Trademark, Patents And Designs

By: Legalnaija

For every business, building your brand is not complete without protecting your brand. As entrepreneurs or business owners, you work tirelessly to grow your brand especially as profits only begin to roll in after the brand has been established, and it has become an easy choice for the target market. However, it is commonplace for business owners to overlook the importance of protecting their brands or products.


Trade or Service mark, Patent, and Design are modes of protecting your brand or product (in any market, jurisdiction or territory). Be it a Trade name (a unique mark which differentiates your goods and services from those of other businesses and competitors), a Patent (which protects your new inventions and covers how things work, what they do, how they do it, what they are made of and how they are made) or Designs (which is an appearance of a product, its shape, patterns and colours) business owners need to protect their business, brand and products. Without these protections, businesses are at risk of losing ownership of their brands, inventions or products, or experience infringement on the economic rights attached to a business product, brand name and goodwill or other inventions and creations would be unlawfully exploited. Also, customers are at risk as they are exposed to counterfeit products that pose potential harm to them.

Quite habitually, most business owners do not believe they need to take advantage of any of these legal protections until their business brand has grown to considerable size or products have a large market, however, that could be a mistake.

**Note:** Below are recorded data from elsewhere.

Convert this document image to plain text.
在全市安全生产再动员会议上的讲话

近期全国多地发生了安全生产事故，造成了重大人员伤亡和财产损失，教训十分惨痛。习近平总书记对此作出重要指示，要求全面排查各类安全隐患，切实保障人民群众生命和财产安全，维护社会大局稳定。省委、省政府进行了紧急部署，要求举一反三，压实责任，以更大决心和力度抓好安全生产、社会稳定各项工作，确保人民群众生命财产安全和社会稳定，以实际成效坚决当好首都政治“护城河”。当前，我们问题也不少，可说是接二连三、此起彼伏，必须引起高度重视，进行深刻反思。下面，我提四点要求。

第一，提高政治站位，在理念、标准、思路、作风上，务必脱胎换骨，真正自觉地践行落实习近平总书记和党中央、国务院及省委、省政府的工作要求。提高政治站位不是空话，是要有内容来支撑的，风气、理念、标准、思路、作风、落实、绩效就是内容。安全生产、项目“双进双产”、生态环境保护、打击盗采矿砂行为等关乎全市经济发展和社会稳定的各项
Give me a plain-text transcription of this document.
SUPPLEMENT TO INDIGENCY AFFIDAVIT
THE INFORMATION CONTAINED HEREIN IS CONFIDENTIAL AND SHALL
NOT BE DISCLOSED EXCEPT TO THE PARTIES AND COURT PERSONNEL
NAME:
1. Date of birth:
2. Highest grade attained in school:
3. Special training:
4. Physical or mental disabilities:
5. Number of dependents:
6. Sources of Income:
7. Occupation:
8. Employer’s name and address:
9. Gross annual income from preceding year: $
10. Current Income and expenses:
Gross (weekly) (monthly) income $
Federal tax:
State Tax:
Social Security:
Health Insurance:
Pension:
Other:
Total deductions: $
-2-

A notable example is the 2014 dispute between Konga Online Shopping Limited and Rocket Internet GmbH Arnt Jeschke (an international investor in electronic commerce businesses which indirectly controls Ecart Internet Services Nigeria Limited, an online retail company in competition with the Konga in Nigeria and which carries on its Nigerian business under the trade name "Jumia" and uses the domain name <jumia.com.ng>). Konga had filed a complaint with the WIPO Arbitration and Mediation Center on 30th May, 2014 contending that the disputed domain name 'konga.sc' is identical to trademarks in which it has rights, that Rocket has no rights or legitimate interests in the disputed domain name, and that the disputed domain name was registered and is being used in bad faith. Konga also contended that a co-founder of the Rocket had approached its CEO for a partnership deal with Konga which was refused. Since then Rocket had been registering the disputed domain name in several jurisdiction as a bargaining tool to force a partnership deal. In determining the complaint, the first issue for the Panel was the fact that the trademarks relied upon by Konga are applications only which do not appear to have proceeded to grant. The preponderant view of the panel was that until an application proceeds to grant, it does not constitute a trademark in which a complainant has rights. The Panel found that Konga had filed a Trademark application but had not completed the process, hence there was no registered trademark owned by it. Konga further relied on a common law trademark right which the Panel found to be non-existent as Konga failed to show that the name has become a distinctive identifier associated with its brand, its goods or services which it could not establish. Konga provided no evidence of sales under the trademark, media recognition, consumer surveys, advertising or similar which might show that the term "Konga" had become a distinctive identifier associated with its  brand, its goods and services. The complaint was consequently denied.